Après les deux récits de Saint-Simon et de Dangeau, celui d'un moderne, Lémontey, mérite attention. Chargé en 1808 d'écrire l'histoire de Louis XV et de Louis XVI, disposant des plus secrètes archives, il compulsa plus de 600 volumes originaux qui, en 1814, furent enlevés de Paris. Sa critique pénétrante, sa fine plume d'acier, entrent souvent fort loin dans l'intelligence des temps. Trop loin aussi parfois, au delà des réalités. Il est tenté par le subtil, par la fausse profondeur. Ainsi (d'après Lassay), il croit que ceux à qui on représentait Orléans comme empoisonneur «n'en furent que plus ardents à s'attacher à lui. Ils chérissaient dans la _certitude de ses crimes passés_, le gage d'un dernier crime, et se hâtaient de faire un régent qui saurait bien se faire roi.»

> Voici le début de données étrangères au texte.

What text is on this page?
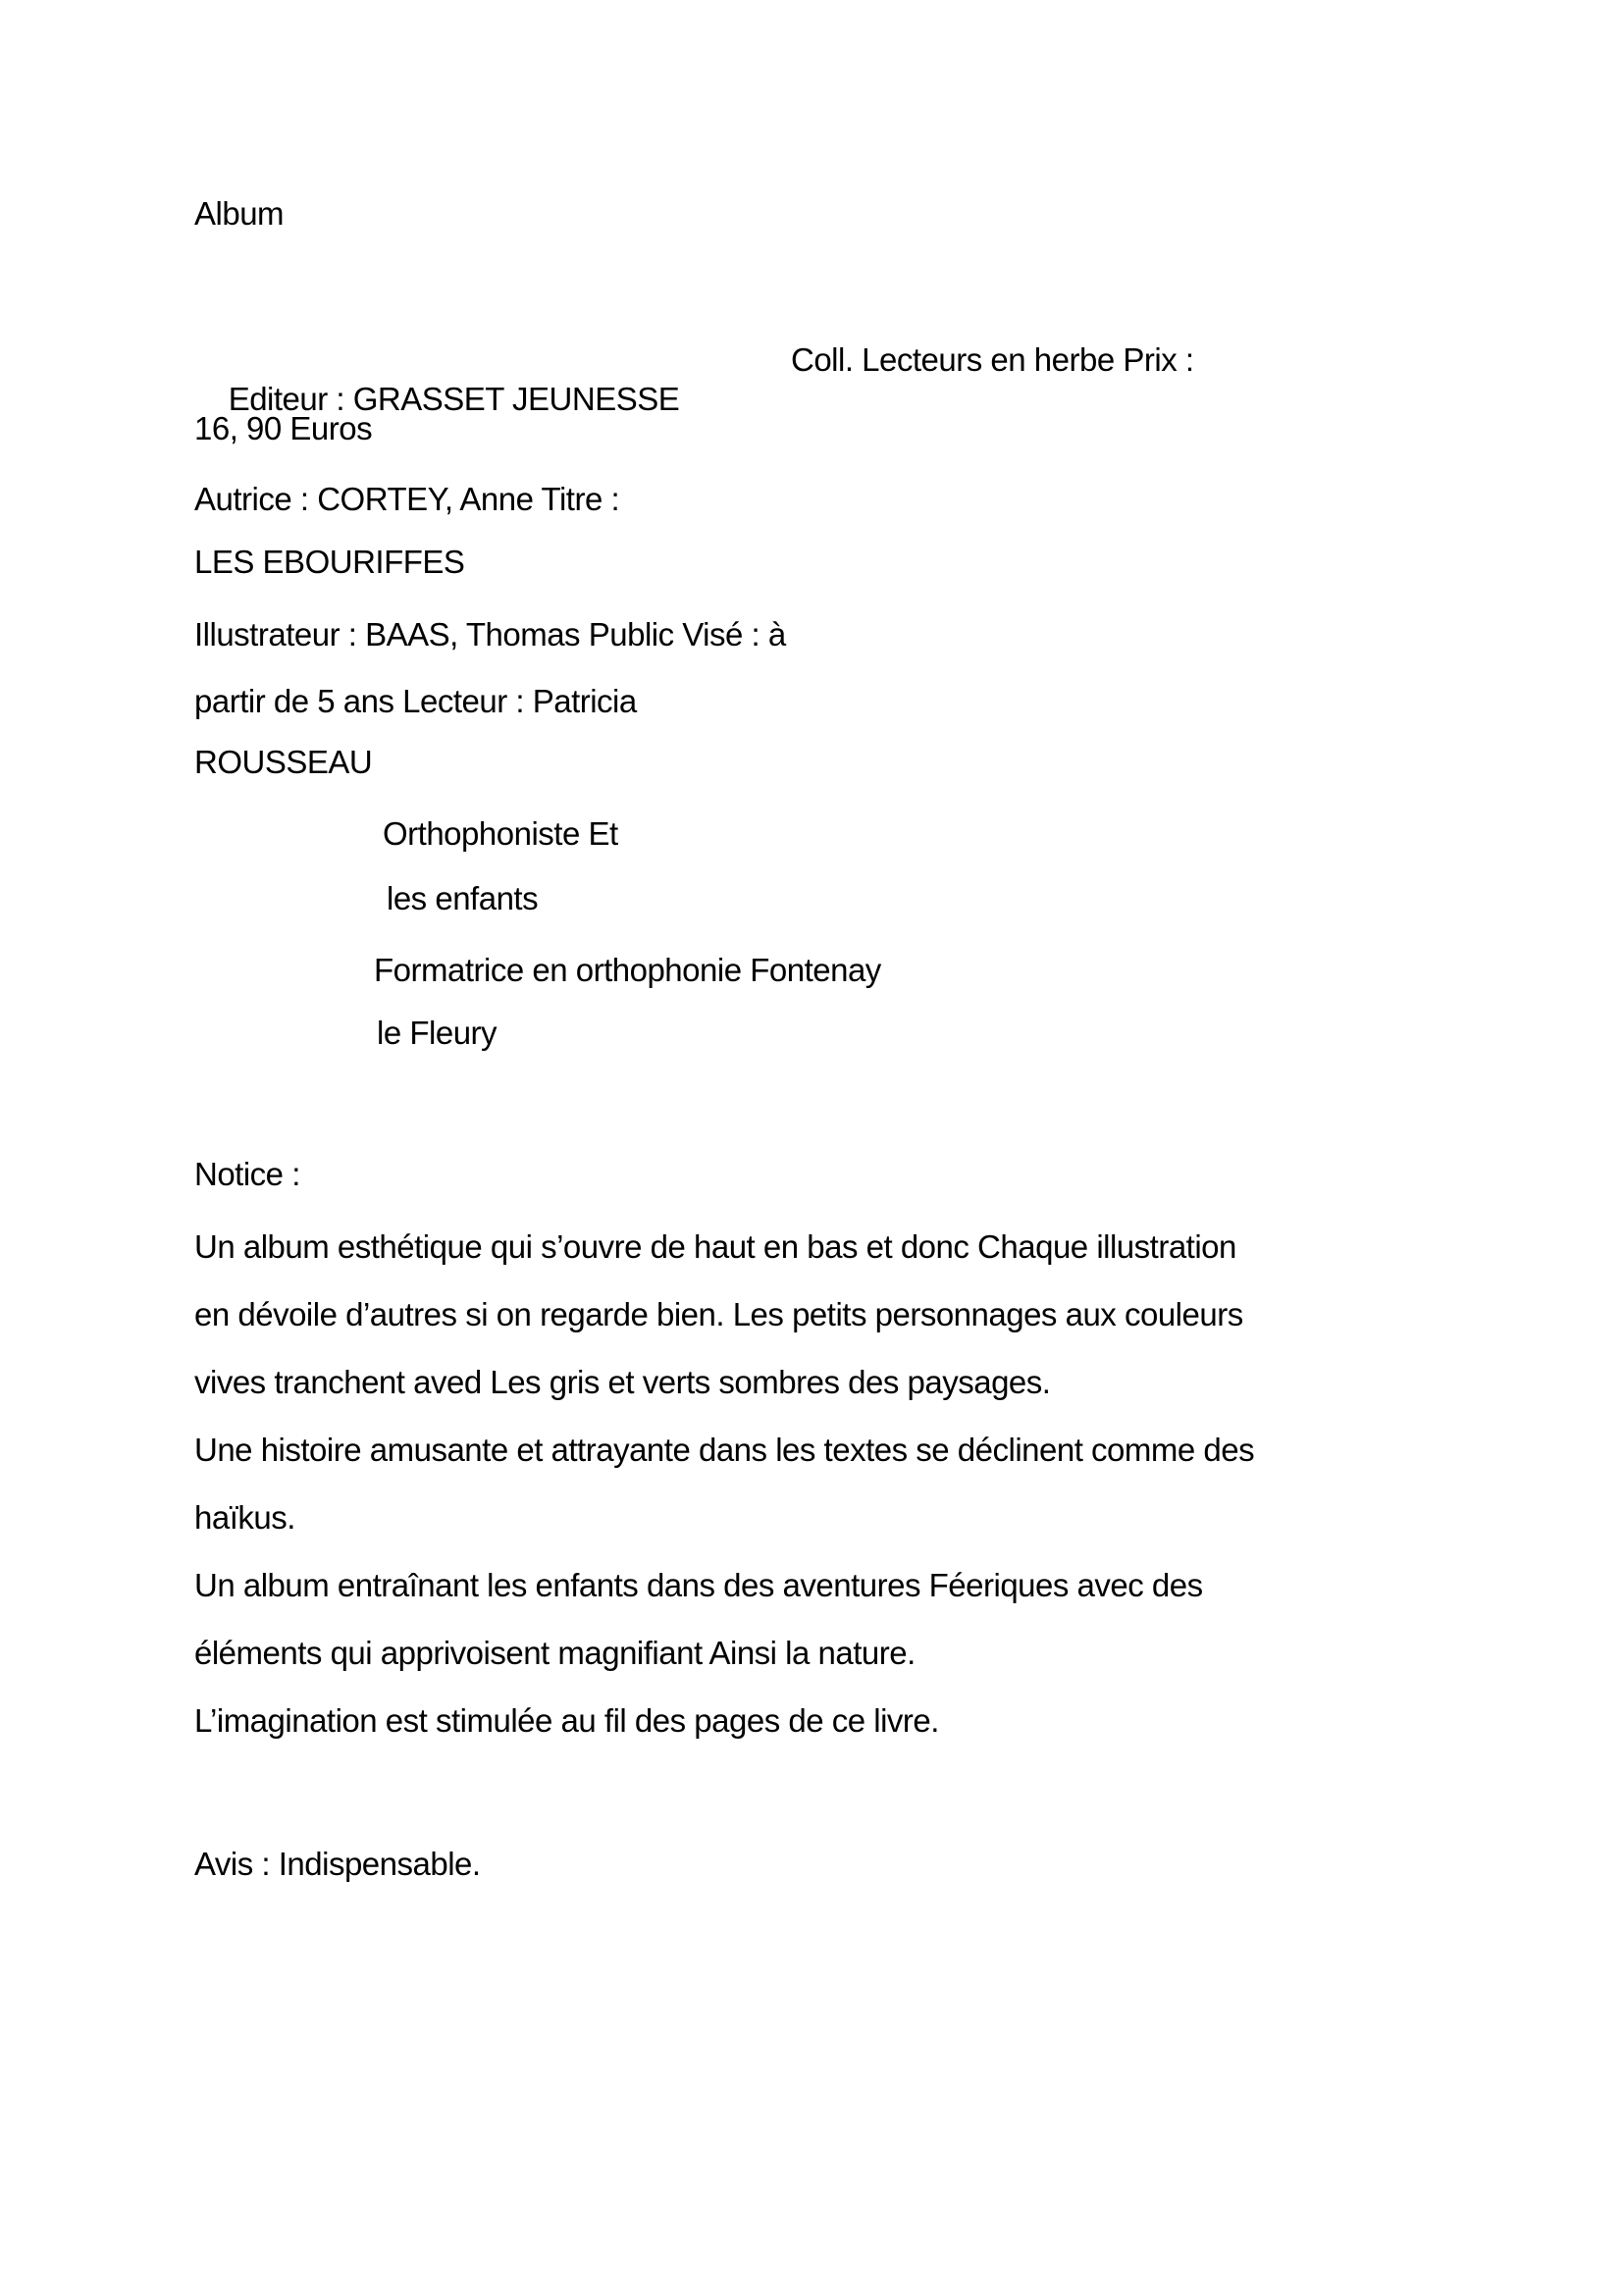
Album

Editeur : GRASSET JEUNESSE

Coll. Lecteurs en herbe Prix :

16, 90 Euros
Autrice : CORTEY, Anne Titre :
LES EBOURIFFES
Illustrateur : BAAS, Thomas Public Visé : à
partir de 5 ans Lecteur : Patricia
ROUSSEAU
Orthophoniste Et
les enfants
Formatrice en orthophonie Fontenay
le Fleury
Notice :
Un album esthétique qui s’ouvre de haut en bas et donc Chaque illustration
en dévoile d’autres si on regarde bien. Les petits personnages aux couleurs
vives tranchent aved Les gris et verts sombres des paysages.
Une histoire amusante et attrayante dans les textes se déclinent comme des
haïkus.
Un album entraînant les enfants dans des aventures Féeriques avec des
éléments qui apprivoisent magnifiant Ainsi la nature.
L’imagination est stimulée au fil des pages de ce livre.
Avis : Indispensable.
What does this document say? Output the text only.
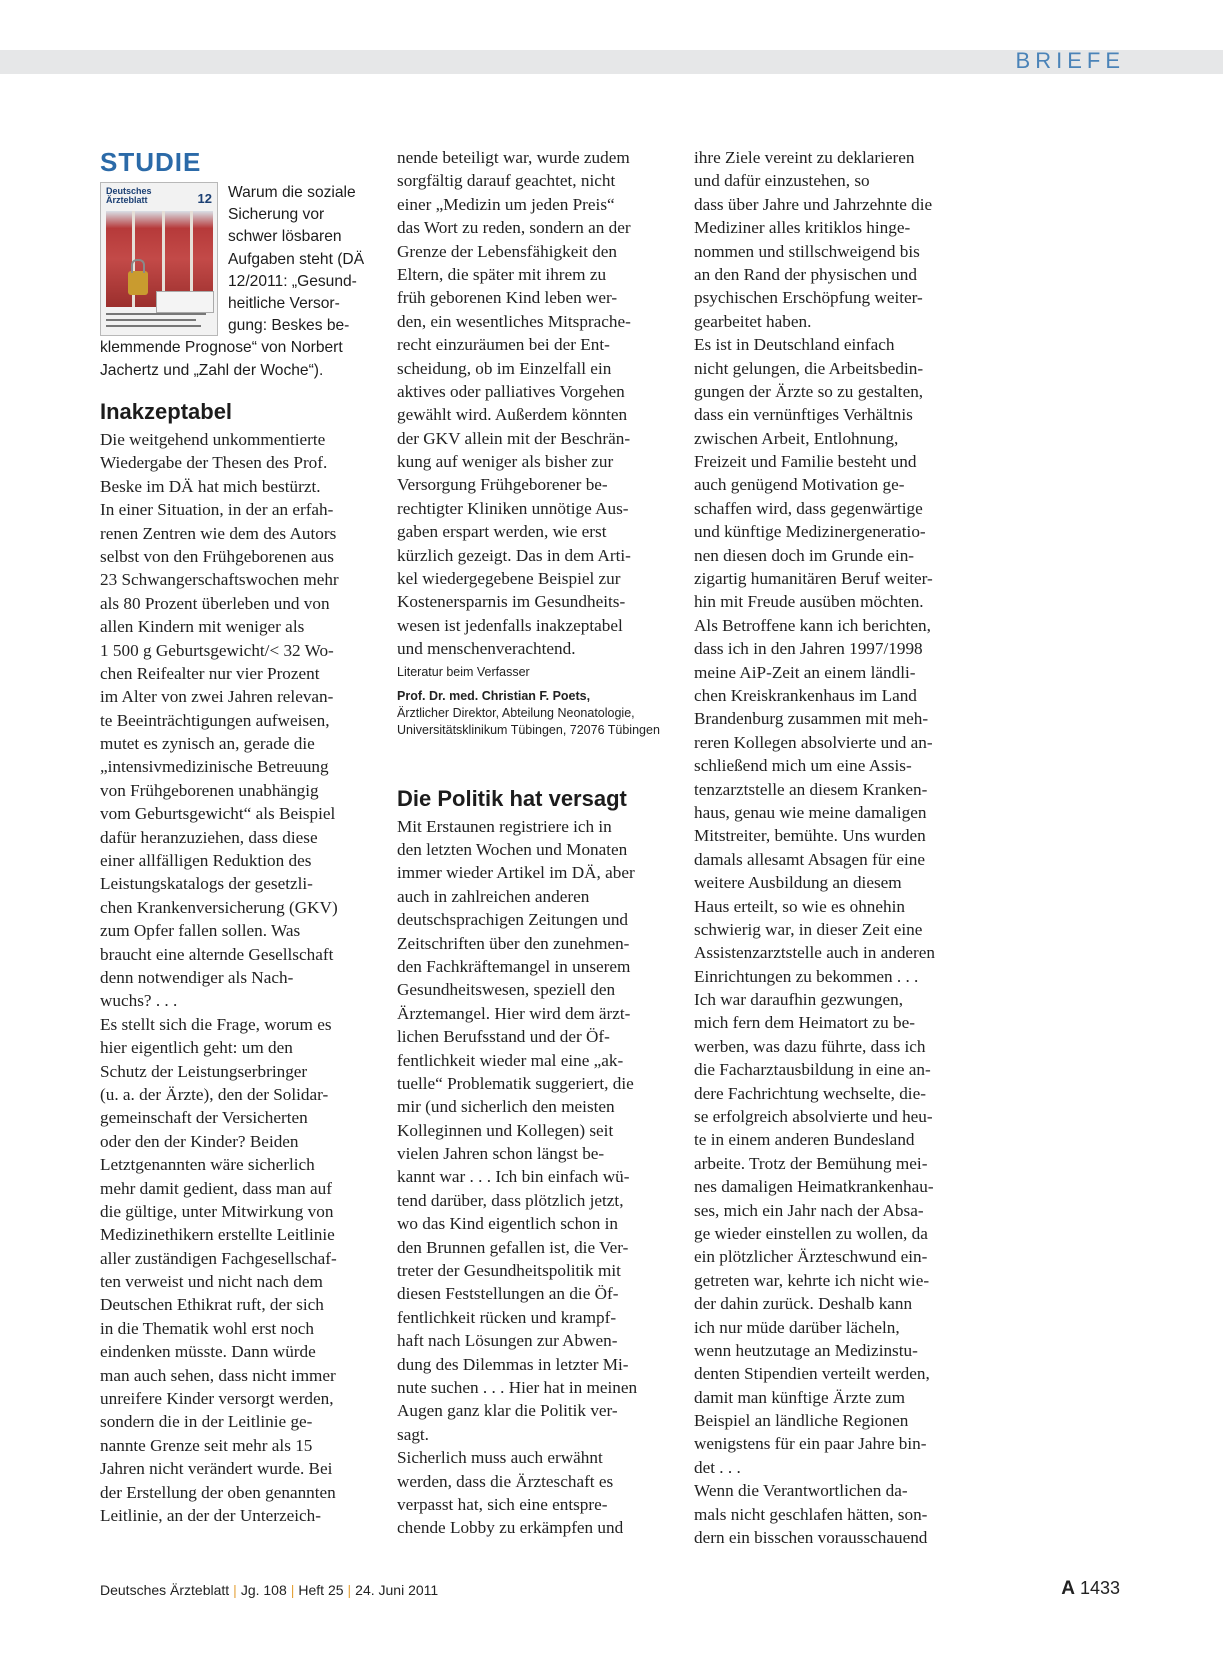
BRIEFE
STUDIE
Deutsches Ärzteblatt	12	Warum die soziale
Sicherung vor
schwer lösbaren
Aufgaben steht (DÄ
12/2011: „Gesund-
heitliche Versor-
gung: Beskes be-
klemmende Prognose“ von Norbert
Jachertz und „Zahl der Woche“).
Inakzeptabel
Die weitgehend unkommentierte
Wiedergabe der Thesen des Prof.
Beske im DÄ hat mich bestürzt.
In einer Situation, in der an erfah-
renen Zentren wie dem des Autors
selbst von den Frühgeborenen aus
23 Schwangerschaftswochen mehr
als 80 Prozent überleben und von
allen Kindern mit weniger als
1 500 g Geburtsgewicht/< 32 Wo-
chen Reifealter nur vier Prozent
im Alter von zwei Jahren relevan-
te Beeinträchtigungen aufweisen,
mutet es zynisch an, gerade die
„intensivmedizinische Betreuung
von Frühgeborenen unabhängig
vom Geburtsgewicht“ als Beispiel
dafür heranzuziehen, dass diese
einer allfälligen Reduktion des
Leistungskatalogs der gesetzli-
chen Krankenversicherung (GKV)
zum Opfer fallen sollen. Was
braucht eine alternde Gesellschaft
denn notwendiger als Nach-
wuchs? . . .
Es stellt sich die Frage, worum es
hier eigentlich geht: um den
Schutz der Leistungserbringer
(u. a. der Ärzte), den der Solidar-
gemeinschaft der Versicherten
oder den der Kinder? Beiden
Letztgenannten wäre sicherlich
mehr damit gedient, dass man auf
die gültige, unter Mitwirkung von
Medizinethikern erstellte Leitlinie
aller zuständigen Fachgesellschaf-
ten verweist und nicht nach dem
Deutschen Ethikrat ruft, der sich
in die Thematik wohl erst noch
eindenken müsste. Dann würde
man auch sehen, dass nicht immer
unreifere Kinder versorgt werden,
sondern die in der Leitlinie ge-
nannte Grenze seit mehr als 15
Jahren nicht verändert wurde. Bei
der Erstellung der oben genannten
Leitlinie, an der der Unterzeich-
nende beteiligt war, wurde zudem
sorgfältig darauf geachtet, nicht
einer „Medizin um jeden Preis“
das Wort zu reden, sondern an der
Grenze der Lebensfähigkeit den
Eltern, die später mit ihrem zu
früh geborenen Kind leben wer-
den, ein wesentliches Mitsprache-
recht einzuräumen bei der Ent-
scheidung, ob im Einzelfall ein
aktives oder palliatives Vorgehen
gewählt wird. Außerdem könnten
der GKV allein mit der Beschrän-
kung auf weniger als bisher zur
Versorgung Frühgeborener be-
rechtigter Kliniken unnötige Aus-
gaben erspart werden, wie erst
kürzlich gezeigt. Das in dem Arti-
kel wiedergegebene Beispiel zur
Kostenersparnis im Gesundheits-
wesen ist jedenfalls inakzeptabel
und menschenverachtend.
Literatur beim Verfasser
Prof. Dr. med. Christian F. Poets,
Ärztlicher Direktor, Abteilung Neonatologie,
Universitätsklinikum Tübingen, 72076 Tübingen
Die Politik hat versagt
Mit Erstaunen registriere ich in
den letzten Wochen und Monaten
immer wieder Artikel im DÄ, aber
auch in zahlreichen anderen
deutschsprachigen Zeitungen und
Zeitschriften über den zunehmen-
den Fachkräftemangel in unserem
Gesundheitswesen, speziell den
Ärztemangel. Hier wird dem ärzt-
lichen Berufsstand und der Öf-
fentlichkeit wieder mal eine „ak-
tuelle“ Problematik suggeriert, die
mir (und sicherlich den meisten
Kolleginnen und Kollegen) seit
vielen Jahren schon längst be-
kannt war . . . Ich bin einfach wü-
tend darüber, dass plötzlich jetzt,
wo das Kind eigentlich schon in
den Brunnen gefallen ist, die Ver-
treter der Gesundheitspolitik mit
diesen Feststellungen an die Öf-
fentlichkeit rücken und krampf-
haft nach Lösungen zur Abwen-
dung des Dilemmas in letzter Mi-
nute suchen . . . Hier hat in meinen
Augen ganz klar die Politik ver-
sagt.
Sicherlich muss auch erwähnt
werden, dass die Ärzteschaft es
verpasst hat, sich eine entspre-
chende Lobby zu erkämpfen und
ihre Ziele vereint zu deklarieren
und dafür einzustehen, so
dass über Jahre und Jahrzehnte die
Mediziner alles kritiklos hinge-
nommen und stillschweigend bis
an den Rand der physischen und
psychischen Erschöpfung weiter-
gearbeitet haben.
Es ist in Deutschland einfach
nicht gelungen, die Arbeitsbedin-
gungen der Ärzte so zu gestalten,
dass ein vernünftiges Verhältnis
zwischen Arbeit, Entlohnung,
Freizeit und Familie besteht und
auch genügend Motivation ge-
schaffen wird, dass gegenwärtige
und künftige Medizinergeneratio-
nen diesen doch im Grunde ein-
zigartig humanitären Beruf weiter-
hin mit Freude ausüben möchten.
Als Betroffene kann ich berichten,
dass ich in den Jahren 1997/1998
meine AiP-Zeit an einem ländli-
chen Kreiskrankenhaus im Land
Brandenburg zusammen mit meh-
reren Kollegen absolvierte und an-
schließend mich um eine Assis-
tenzarztstelle an diesem Kranken-
haus, genau wie meine damaligen
Mitstreiter, bemühte. Uns wurden
damals allesamt Absagen für eine
weitere Ausbildung an diesem
Haus erteilt, so wie es ohnehin
schwierig war, in dieser Zeit eine
Assistenzarztstelle auch in anderen
Einrichtungen zu bekommen . . .
Ich war daraufhin gezwungen,
mich fern dem Heimatort zu be-
werben, was dazu führte, dass ich
die Facharztausbildung in eine an-
dere Fachrichtung wechselte, die-
se erfolgreich absolvierte und heu-
te in einem anderen Bundesland
arbeite. Trotz der Bemühung mei-
nes damaligen Heimatkrankenhau-
ses, mich ein Jahr nach der Absa-
ge wieder einstellen zu wollen, da
ein plötzlicher Ärzteschwund ein-
getreten war, kehrte ich nicht wie-
der dahin zurück. Deshalb kann
ich nur müde darüber lächeln,
wenn heutzutage an Medizinstu-
denten Stipendien verteilt werden,
damit man künftige Ärzte zum
Beispiel an ländliche Regionen
wenigstens für ein paar Jahre bin-
det . . .
Wenn die Verantwortlichen da-
mals nicht geschlafen hätten, son-
dern ein bisschen vorausschauend
Deutsches Ärzteblatt | Jg. 108 | Heft 25 | 24. Juni 2011	A 1433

Ceci est faux en plusieurs sens. D'abord, l'horrible idée de 1712 ne s'était nullement soutenue jusqu'en 1715. Rien ne dure trois années en France. Les seuls ennemis personnels d'Orléans faisaient semblant de croire cela. Deuxièmement, c'est faire trop d'injure à la nature humaine. Même aux plus mauvais temps, peu d'hommes se donneraient à un prince _parce qu'il serait un assassin_.
En fait, le contraire est exact. La grande majorité jugeait le futur Régent précisément ce qu'il était, faible, corrompu, mais très-doux, débonnaire. Indifférent au bien, au mal, il ne devait ni punir les coupables, ni venger ses propres injures. C'est ce qui le fortifia immensément, et fit que les meilleurs amis du duc du Maine le laissèrent sans scrupule. Ils savaient qu'il ne risquait rien sous le Régent, que de rester un très-grand prince, très-riche, de continuer en repos une vie de fêtes et d'amusements et de jouer toujours la comédie à Sceaux.